Thanks Kimberly. It IS an important topic. The truth is that PPD is not only a "chemical" issue as many like to say. A person's history can play a big factor, which is why I think therapy is important for those of us who've been through trauma either as children or adults.
I had never really seen it described in the way it was on HelpGuide.org. They made it very simple to understand, and helped to open my eyes as well.
I wish I had known this before I had kids. I too had a childhood like this and inspite of years of therapy suffered a severe PPOCD/PPD. It was hell. Thanks, though Kat Stone!
I hear what you are saying. It's definitely important to get treatment for the current crisis of PPD (if you are in the midst of suffering) before you can begin to delve into the deep work of childhood traumna. You have to be able to function and be a mother first, and can work on that other stuff later. I just wanted people to know that it's a factor.
Thanks so much for sharing this. It's so important–I had done a lot of work on my trauma and was totally shocked at how it overwhelmed me after I had my little one. I've recently loved Dan Siegel's book _Parenting from the Inside Out_. He's a neurologist and child psychiatrist at Berkely and does research on how the brain is shaped by childhood experiences and parenting styles and then, in turn, how that affects what happens we become parents. It's not super easy to wade through for the lay-reader, but I have no background in neurology and still found that it made sense and was so so so helpful. He has lots of tips for parents on how to work through and recognize how old traumas are shaping our parenting.
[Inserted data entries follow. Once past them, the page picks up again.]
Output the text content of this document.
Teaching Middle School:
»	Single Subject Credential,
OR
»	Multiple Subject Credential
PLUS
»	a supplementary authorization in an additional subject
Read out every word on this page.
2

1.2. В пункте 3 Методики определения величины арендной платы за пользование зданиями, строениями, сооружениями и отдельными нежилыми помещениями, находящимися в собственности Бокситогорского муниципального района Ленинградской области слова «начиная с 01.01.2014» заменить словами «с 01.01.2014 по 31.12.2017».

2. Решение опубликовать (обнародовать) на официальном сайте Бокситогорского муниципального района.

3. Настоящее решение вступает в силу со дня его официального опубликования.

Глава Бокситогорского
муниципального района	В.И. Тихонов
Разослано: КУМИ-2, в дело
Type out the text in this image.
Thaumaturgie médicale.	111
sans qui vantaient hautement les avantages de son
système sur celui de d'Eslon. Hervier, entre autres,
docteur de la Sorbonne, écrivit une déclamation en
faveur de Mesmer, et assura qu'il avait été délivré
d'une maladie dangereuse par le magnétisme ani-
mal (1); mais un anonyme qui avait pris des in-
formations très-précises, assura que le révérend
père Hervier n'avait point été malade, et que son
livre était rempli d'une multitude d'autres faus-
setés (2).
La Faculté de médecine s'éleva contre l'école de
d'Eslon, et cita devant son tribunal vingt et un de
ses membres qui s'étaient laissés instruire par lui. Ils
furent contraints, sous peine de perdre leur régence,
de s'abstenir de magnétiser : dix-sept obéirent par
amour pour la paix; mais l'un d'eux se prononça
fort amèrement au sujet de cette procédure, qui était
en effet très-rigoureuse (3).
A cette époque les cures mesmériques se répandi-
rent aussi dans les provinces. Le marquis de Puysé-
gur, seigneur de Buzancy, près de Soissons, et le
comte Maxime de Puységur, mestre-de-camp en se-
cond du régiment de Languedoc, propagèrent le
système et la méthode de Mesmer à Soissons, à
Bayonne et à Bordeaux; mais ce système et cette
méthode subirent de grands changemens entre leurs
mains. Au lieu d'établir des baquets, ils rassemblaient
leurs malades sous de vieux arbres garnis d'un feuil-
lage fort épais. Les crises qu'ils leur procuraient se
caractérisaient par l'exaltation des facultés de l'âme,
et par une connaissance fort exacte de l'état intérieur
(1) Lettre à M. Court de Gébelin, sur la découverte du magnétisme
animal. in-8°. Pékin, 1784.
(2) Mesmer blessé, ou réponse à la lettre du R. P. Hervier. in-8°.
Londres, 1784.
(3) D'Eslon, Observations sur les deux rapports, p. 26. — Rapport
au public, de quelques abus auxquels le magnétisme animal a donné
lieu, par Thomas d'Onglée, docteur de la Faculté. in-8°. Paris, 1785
Thanks for sharing this, Katherine. There were many similar moments for me in childhood…though without siblings who lived with me, I felt very alone in dealing with my traumatic childhood.
When I consider all of this I try to focus on the BOTH, AND of it. My difficult and abusive childhood certainly both played a part in my developing PPD/PPA and allowed me to keep strong and faithful (as I had in childhood despite enduring years and years of trauma) through my horrible postpartum experience.
The other piece that is not discussed much is how not only does the trauma impact you, but how becoming a mother when your mother was abusive or alcoholic or addicted or neglectful, etc. can cause A LOT of anxiety. Not having a proper mentor or a positive mothering experience to pull from can leave a new mom feeling helpless, anxious and especially scared that she will become like her mother…adding real substance mentally to her already irrational fears that SHE isn't able to care for her child. It's a vicious cycle of guilt, pain from the past being drudged up and overwhelming fear. What an awesome ministry it would be to work with women specifically dealing with this issue. There's always more work to be done, huh?
Wow. Another factor in my story. thanks for this article. I had not processed or dealth with my childhood moments. I had buried them inside, or “forgotten them on purpose”. After having a baby, my past and present collided with their own unique issues, yet deeply intertwined. Your article links thinks I denied were connected. thus preventing healing and continuing problems for my babys young life into kindergarten. So glad I am getting help, but this article hit deep for me too. Thanks for writing!